Student Wins Junior Researcher Award in human genetics
The Portuguese Society of Human Genetics (SPGH), in collaboration with the European Society of Human Genetics (ESHG), recently awarded the SPGH/ESHG National Junior Researcher Award to João Nogueira, a student on the Molecular and Cellular Biology (MCBiology) Doctoral Programme at the University of Porto, whose research is being developed at i3S. The award recognises a young researcher under the age of 35 who has produced excellent work in the field of human genetics, and was presented at the 29th SPGH Annual Meeting in late November.
To encourage national research and strengthen links with European centres of excellence, the prize consists of funding for registration, travel, and accommodation for the next ESHG meeting, which will take place in Gothenburg, Sweden, in June 2026. João Nogueira said that this award “will allow me to establish contacts with leading researchers in the field, exchange innovative ideas, and disseminate my work internationally, strengthening the link between i3S and other leading European centres in human genetics.”
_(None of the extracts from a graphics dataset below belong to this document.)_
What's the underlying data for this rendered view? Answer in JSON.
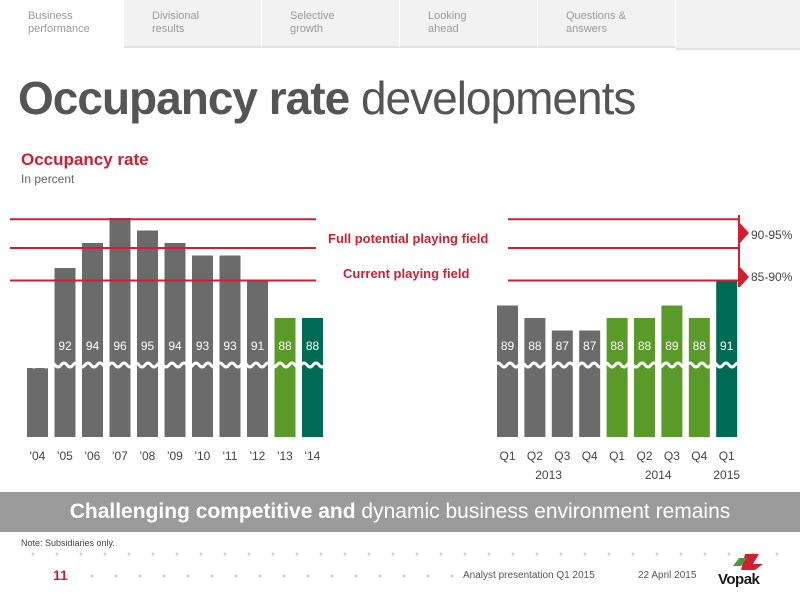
{
  "tabs": [
    {
      "label": "Business\nperformance",
      "active": true
    },
    {
      "label": "Divisional\nresults",
      "active": false
    },
    {
      "label": "Selective\ngrowth",
      "active": false
    },
    {
      "label": "Looking\nahead",
      "active": false
    },
    {
      "label": "Questions &\nanswers",
      "active": false
    }
  ],
  "title": {
    "bold": "Occupancy rate",
    "light": " developments"
  },
  "subtitle": "Occupancy rate",
  "unit": "In percent",
  "banner": {
    "bold": "Challenging competitive and",
    "light": " dynamic business environment remains"
  },
  "note": "Note: Subsidiaries only.",
  "footer": {
    "page": "11",
    "presentation": "Analyst presentation Q1 2015",
    "date": "22 April 2015",
    "logo": "Vopak"
  },
  "colors": {
    "grey": "#6b6b6b",
    "green": "#5a9a28",
    "teal": "#006b54",
    "red": "#d02030"
  },
  "chart_data": [
    {
      "type": "bar",
      "categories": [
        "'04",
        "'05",
        "'06",
        "'07",
        "'08",
        "'09",
        "'10",
        "'11",
        "'12",
        "'13",
        "'14"
      ],
      "values": [
        84,
        92,
        94,
        96,
        95,
        94,
        93,
        93,
        91,
        88,
        88
      ],
      "bar_colors": [
        "grey",
        "grey",
        "grey",
        "grey",
        "grey",
        "grey",
        "grey",
        "grey",
        "grey",
        "green",
        "teal"
      ],
      "axis_break": true
    },
    {
      "type": "bar",
      "categories": [
        "Q1",
        "Q2",
        "Q3",
        "Q4",
        "Q1",
        "Q2",
        "Q3",
        "Q4",
        "Q1"
      ],
      "groups": [
        {
          "label": "2013",
          "count": 4
        },
        {
          "label": "2014",
          "count": 4
        },
        {
          "label": "2015",
          "count": 1
        }
      ],
      "values": [
        89,
        88,
        87,
        87,
        88,
        88,
        89,
        88,
        91
      ],
      "bar_colors": [
        "grey",
        "grey",
        "grey",
        "grey",
        "green",
        "green",
        "green",
        "green",
        "teal"
      ],
      "axis_break": true
    }
  ],
  "annotations": {
    "full_potential": "Full potential playing field",
    "current": "Current playing field",
    "range_high": "90-95%",
    "range_low": "85-90%"
  }
}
Receiving this award, the doctoral student continues, represents “a huge source of motivation, both on a personal and scientific level. It is extremely rewarding to see the work developed during my master’s dissertation recognised, especially now that the project continues to be explored in my doctorate, under the supervision of i3S researchers José Bessa and Fábio Ferreira.” For João Nogueira, it is “an important boost to continue deepening research in the field of human genetics, encouraging me to contribute significantly to the advancement of knowledge in this area.”
The winning work was “Dissecting and Predicting the Impact of Enhancer Variants in Type 2 Diabetes Using High-throughput Mutagenesis and Reporter Assays” and was developed in the Vertebrate Development and Regeneration group. It explored how changes in regulatory elements of the genome can influence the development of genetically complex diseases such as Type 2 Diabetes.
This study combined experimental techniques, such as genome sequence editing and large-scale functional assays, with computational approaches, including machine learning and artificial intelligence. The models that were developed, João Nogueira stresses, “allow us to understand how small changes in DNA, even rare or yet-to-be-identified variants, can affect the activity of these genetic enhancers and, consequently, the expression of genes critical to the disease.”
The project, the researcher emphasizes, “expands our knowledge of the impact of genetic variability on health and contributes to the development of predictive tools capable of anticipating the effects of non-coding variants and facilitating clinical interpretation. At the same time, it paves the way for more personalised approaches in research and, potentially, in the treatment of Type 2 Diabetes.”